Compact spinning is a new-type ring spinning technology, which utilizes airflow condensing equipment to achieve fibers in bundle condensing in order to improve yarn properties.^1–4 In compact spinning, the spinning triangle is eliminated and fibers are rolled into the yarn structure, which makes contribution to improving yarn evenness, improving strength and reducing yarn hairiness. According to the condensing principle, the compact spinning system is divided into a pneumatic compacting spinning system and a non-pneumatic compacting spinning system.⁵ Today, there are mainly four pneumatic compacting systems including compact spinning with a perforated drum, compact spinning with a groovy drum, three-line rollers compact spinning and four-line rollers compact spinning.⁶ The former two belong to roller-type compact spinning, while the other two belong to lattice apron-type compact spinning.

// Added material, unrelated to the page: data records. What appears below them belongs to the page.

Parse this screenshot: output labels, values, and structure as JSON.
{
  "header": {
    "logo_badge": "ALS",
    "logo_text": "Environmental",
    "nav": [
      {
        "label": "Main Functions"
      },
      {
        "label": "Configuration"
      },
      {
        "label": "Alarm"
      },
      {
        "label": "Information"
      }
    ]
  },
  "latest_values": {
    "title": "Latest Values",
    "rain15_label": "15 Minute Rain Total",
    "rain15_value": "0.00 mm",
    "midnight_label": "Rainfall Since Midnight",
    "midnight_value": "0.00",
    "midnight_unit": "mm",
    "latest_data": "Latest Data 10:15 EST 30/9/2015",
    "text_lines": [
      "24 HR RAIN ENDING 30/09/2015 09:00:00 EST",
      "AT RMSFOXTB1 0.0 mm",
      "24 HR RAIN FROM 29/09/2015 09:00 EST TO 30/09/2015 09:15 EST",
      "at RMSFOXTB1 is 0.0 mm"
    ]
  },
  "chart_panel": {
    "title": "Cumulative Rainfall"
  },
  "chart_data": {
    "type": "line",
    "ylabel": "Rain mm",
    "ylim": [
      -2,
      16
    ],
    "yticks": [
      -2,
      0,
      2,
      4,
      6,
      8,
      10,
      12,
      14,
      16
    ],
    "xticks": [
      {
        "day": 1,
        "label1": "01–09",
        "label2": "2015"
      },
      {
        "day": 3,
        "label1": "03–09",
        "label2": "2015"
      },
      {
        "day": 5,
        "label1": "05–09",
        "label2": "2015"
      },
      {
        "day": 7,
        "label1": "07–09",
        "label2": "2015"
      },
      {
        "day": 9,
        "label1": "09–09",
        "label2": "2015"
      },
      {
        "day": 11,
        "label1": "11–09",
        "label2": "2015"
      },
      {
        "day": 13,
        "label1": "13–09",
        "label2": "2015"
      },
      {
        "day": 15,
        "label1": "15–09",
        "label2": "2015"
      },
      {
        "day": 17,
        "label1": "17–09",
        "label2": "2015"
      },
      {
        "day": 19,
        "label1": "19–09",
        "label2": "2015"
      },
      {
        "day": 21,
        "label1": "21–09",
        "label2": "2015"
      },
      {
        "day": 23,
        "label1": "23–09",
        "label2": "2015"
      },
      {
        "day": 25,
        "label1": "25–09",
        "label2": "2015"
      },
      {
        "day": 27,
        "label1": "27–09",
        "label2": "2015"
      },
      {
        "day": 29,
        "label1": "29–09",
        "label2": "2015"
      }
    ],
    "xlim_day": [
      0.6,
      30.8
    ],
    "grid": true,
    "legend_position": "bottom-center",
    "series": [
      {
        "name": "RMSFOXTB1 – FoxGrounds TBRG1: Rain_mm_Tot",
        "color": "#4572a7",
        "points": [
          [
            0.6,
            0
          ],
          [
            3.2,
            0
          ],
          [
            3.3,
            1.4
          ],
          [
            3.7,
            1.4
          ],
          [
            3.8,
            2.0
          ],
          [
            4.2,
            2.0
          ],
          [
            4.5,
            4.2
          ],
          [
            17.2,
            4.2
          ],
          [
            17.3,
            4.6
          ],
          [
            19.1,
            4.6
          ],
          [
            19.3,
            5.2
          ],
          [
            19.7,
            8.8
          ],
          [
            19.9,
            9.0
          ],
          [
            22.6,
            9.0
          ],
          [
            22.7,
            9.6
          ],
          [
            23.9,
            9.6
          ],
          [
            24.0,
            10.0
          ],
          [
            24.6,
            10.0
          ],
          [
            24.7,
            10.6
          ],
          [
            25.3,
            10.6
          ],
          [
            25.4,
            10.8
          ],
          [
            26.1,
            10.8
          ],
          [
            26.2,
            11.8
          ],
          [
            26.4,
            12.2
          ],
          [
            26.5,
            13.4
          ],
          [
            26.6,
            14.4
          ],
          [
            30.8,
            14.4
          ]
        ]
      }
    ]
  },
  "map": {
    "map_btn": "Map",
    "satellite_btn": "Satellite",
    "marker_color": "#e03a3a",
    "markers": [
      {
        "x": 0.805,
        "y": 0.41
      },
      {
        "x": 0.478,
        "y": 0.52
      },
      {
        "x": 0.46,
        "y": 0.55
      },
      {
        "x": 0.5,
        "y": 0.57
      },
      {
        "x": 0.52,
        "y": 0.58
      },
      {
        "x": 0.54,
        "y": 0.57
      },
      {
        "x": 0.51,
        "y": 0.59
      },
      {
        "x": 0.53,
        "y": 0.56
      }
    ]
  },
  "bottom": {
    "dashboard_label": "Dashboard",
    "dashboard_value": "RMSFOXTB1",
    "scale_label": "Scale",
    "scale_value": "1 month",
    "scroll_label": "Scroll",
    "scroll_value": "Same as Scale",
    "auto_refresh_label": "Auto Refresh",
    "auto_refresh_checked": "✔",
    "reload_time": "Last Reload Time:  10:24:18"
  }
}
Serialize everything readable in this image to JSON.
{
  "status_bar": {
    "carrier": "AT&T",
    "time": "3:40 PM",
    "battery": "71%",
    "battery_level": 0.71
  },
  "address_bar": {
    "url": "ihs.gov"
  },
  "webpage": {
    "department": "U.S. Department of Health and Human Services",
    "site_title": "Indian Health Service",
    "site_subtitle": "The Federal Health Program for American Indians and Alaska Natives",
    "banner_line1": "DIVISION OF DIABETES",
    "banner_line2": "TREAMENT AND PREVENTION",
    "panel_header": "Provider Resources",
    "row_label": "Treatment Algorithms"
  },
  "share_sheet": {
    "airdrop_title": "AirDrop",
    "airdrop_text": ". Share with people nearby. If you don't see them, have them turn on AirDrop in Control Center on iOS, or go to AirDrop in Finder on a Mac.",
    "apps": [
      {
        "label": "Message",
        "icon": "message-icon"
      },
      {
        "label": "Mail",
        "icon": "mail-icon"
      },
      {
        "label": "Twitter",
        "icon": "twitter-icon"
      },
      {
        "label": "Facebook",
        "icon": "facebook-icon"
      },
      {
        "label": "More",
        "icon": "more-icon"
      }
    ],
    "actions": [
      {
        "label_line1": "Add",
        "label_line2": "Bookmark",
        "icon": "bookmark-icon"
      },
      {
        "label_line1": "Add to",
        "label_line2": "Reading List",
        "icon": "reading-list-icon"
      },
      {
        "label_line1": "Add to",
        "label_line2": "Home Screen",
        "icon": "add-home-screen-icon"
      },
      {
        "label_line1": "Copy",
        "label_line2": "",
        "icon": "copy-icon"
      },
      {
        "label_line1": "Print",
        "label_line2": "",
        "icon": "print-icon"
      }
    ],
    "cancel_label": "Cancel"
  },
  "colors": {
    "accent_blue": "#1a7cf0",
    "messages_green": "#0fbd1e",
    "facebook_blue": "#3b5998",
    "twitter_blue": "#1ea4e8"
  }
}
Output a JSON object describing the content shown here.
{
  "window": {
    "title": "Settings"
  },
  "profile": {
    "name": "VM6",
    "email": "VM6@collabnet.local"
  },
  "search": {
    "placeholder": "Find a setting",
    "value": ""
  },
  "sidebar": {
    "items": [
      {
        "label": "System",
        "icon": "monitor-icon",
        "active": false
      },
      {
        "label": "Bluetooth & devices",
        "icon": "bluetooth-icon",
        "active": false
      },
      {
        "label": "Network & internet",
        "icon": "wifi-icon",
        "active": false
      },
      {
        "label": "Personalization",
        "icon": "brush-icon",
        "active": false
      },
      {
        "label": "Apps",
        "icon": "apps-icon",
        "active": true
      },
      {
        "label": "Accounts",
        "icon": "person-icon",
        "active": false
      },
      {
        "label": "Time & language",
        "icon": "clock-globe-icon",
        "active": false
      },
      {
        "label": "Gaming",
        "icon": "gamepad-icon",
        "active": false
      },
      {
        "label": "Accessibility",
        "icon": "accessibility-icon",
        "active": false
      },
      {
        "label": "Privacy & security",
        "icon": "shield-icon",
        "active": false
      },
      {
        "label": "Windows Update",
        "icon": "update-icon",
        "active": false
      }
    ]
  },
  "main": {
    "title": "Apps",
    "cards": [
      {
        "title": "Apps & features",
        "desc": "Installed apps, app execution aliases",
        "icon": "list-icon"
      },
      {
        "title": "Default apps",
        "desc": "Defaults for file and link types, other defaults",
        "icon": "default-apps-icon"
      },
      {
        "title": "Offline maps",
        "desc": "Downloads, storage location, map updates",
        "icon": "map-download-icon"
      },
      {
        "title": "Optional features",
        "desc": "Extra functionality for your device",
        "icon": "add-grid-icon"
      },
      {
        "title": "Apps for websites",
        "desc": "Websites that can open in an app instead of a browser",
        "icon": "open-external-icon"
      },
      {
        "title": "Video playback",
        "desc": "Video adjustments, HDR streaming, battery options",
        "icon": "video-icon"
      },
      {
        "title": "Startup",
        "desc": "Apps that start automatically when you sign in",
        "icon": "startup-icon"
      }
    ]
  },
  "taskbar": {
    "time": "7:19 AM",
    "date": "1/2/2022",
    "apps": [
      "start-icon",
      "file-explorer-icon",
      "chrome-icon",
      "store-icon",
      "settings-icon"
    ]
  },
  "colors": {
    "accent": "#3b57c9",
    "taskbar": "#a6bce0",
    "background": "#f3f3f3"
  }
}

Currently, there are numerous scholars studying pneumatic compacting spinning.^7–13 Research on the flow field in the condensing zone is always the emphasis and difficulty for pneumatic compact spinning. The Finite Element Method (FEM) is one of significant numerical simulation methods in the engineering community. ANSYS software is one of the most widely used types of finite element analysis software and is widely used to analyze physical phenomena involving structural mechanics, heat transfer, the sound field, the flow field, the electromagnetic field and so on.¹⁴ Furthermore, FLOTRAN CFD is a significant module of ANSYS software, in which FLOTRAN 141and FLOTRAN 142 are respectively applied to research on the two-dimensional field and the three-dimensional field. Earlier researches in the textile field since 1980 emphasized structural mechanics and then expanded to the fiber, yarn, fabric and other flexible materials.¹⁵ In recent years, with the development of the new spinning technology, the application of ANSYS in the textile field continually expands. For example, the condensing principle of fibers in a bundle in compact spinning with a perforated drum^16,17 and the characterization of three-dimensional flow field in lattice apron type compact spinning⁵ were studied.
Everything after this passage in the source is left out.